**Contents**
* Loading files and Data Preprocessing
* Baseline Artificial Neural Network
* Evaluate Baseline Model
* CNN, Data Augmentation, & Preprocessing
* Construct CNN
* Evaluate CNN Model
* References

In [1]:
# This Python 3 environment comes with many helpful analytics libraries installed
# It is defined by the kaggle/python docker image: https://github.com/kaggle/docker-python
# For example, here's several helpful packages to load in 

import numpy as np # linear algebra
import pandas as pd # data processing, CSV file I/O (e.g. pd.read_csv)

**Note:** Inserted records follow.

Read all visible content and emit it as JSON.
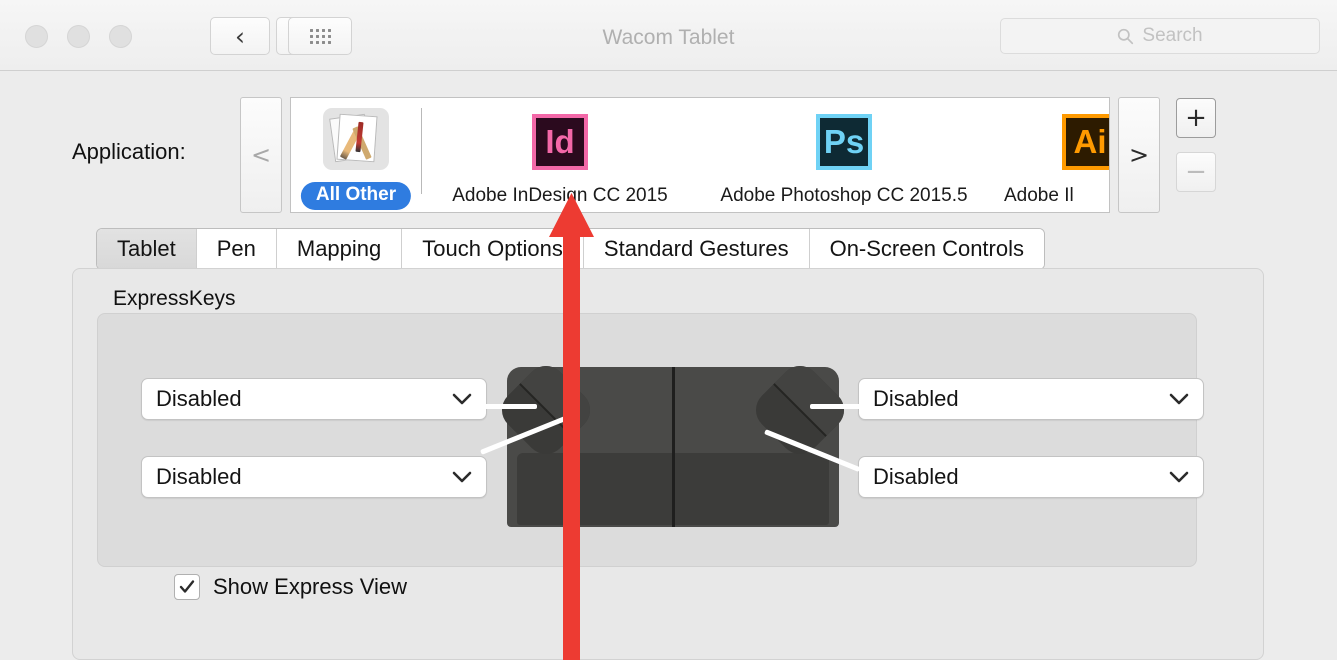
{
  "window": {
    "title": "Wacom Tablet",
    "traffic_lights": [
      "close",
      "minimize",
      "zoom"
    ],
    "nav_back_label": "‹",
    "nav_forward_label": "›",
    "grid_button_name": "show-all-preferences"
  },
  "search": {
    "placeholder": "Search",
    "value": ""
  },
  "application_row": {
    "label": "Application:",
    "scroll_left_label": "<",
    "scroll_right_label": ">",
    "add_label": "+",
    "remove_label": "−",
    "items": [
      {
        "name": "All Other",
        "badge": "All Other",
        "icon": "applications-folder-icon",
        "selected": true
      },
      {
        "name": "Adobe InDesign CC 2015",
        "icon": "indesign-icon",
        "glyph": "Id",
        "bg": "#2B0A1E",
        "border": "#F368A8",
        "fg": "#F368A8",
        "selected": false
      },
      {
        "name": "Adobe Photoshop CC 2015.5",
        "icon": "photoshop-icon",
        "glyph": "Ps",
        "bg": "#0E2A34",
        "border": "#6FD2F5",
        "fg": "#6FD2F5",
        "selected": false
      },
      {
        "name": "Adobe Il",
        "icon": "illustrator-icon",
        "glyph": "Ai",
        "bg": "#2D1B00",
        "border": "#FF9A00",
        "fg": "#FF9A00",
        "selected": false,
        "truncated": true
      }
    ]
  },
  "tabs": [
    {
      "label": "Tablet",
      "selected": true
    },
    {
      "label": "Pen",
      "selected": false
    },
    {
      "label": "Mapping",
      "selected": false
    },
    {
      "label": "Touch Options",
      "selected": false
    },
    {
      "label": "Standard Gestures",
      "selected": false
    },
    {
      "label": "On-Screen Controls",
      "selected": false
    }
  ],
  "panel": {
    "group_label": "ExpressKeys",
    "dropdowns": [
      {
        "position": "top-left",
        "value": "Disabled"
      },
      {
        "position": "bottom-left",
        "value": "Disabled"
      },
      {
        "position": "top-right",
        "value": "Disabled"
      },
      {
        "position": "bottom-right",
        "value": "Disabled"
      }
    ],
    "checkbox": {
      "label": "Show Express View",
      "checked": true
    },
    "tablet_illustration": "wacom-tablet-diagram"
  },
  "annotation": {
    "type": "arrow",
    "color": "#ED3B32",
    "points_to": "Adobe InDesign CC 2015"
  }
}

# Input data files are available in the "../input/" directory.
# For example, running this (by clicking run or pressing Shift+Enter) will list the files in the input directory

import os
print(os.listdir("../input"))

# Any results you write to the current directory are saved as output.
np.random.seed(0)

In [2]:
# Visualization library
import matplotlib.pyplot as plt
# Model for spliting data to training and test set
from sklearn.model_selection import train_test_split
# The Sequential is used to define the machine learning model in keras
from keras.models import Sequential
# The layers that we might need to construct the neural network
# Conv2D and MaxPool2D are used for CNN
# Dropout are used to fight with overfitting
# Flatten is used to transfer the dimension of data so that the data can be
# passed into fully connected network after extracting features from CNN
from keras.layers import Dense, Activation, Conv2D, MaxPool2D, Dropout, Flatten, BatchNormalization
from keras import optimizers
import keras.backend as K
# this model is used to preprocess the label data. It is a multiclass classification
# problem. We need to use transfer the label like 4,6,1 to something like 
# [0,0,0,1,0,0,0,...], [0,0,0,0,0,1,0,...]
from keras.utils.np_utils import to_categorical

# We might use data augmentation, this model can help us generate augmentation data
from keras.preprocessing.image import ImageDataGenerator
# Adjusting the learning rate during the training process to enhance the convergence
from keras.callbacks import ReduceLROnPlateau

**Loading data from the csv file**

In [3]:
train = pd.read_csv('../input/train.csv')
test = pd.read_csv('../input/test.csv')

**Preprocessing Training Data**
In this step I only use the data from train.csv. By spliting the data from train.csv to train, validation, and test sets, the model can be evaluated before fitting to the test set that is used to submit the result.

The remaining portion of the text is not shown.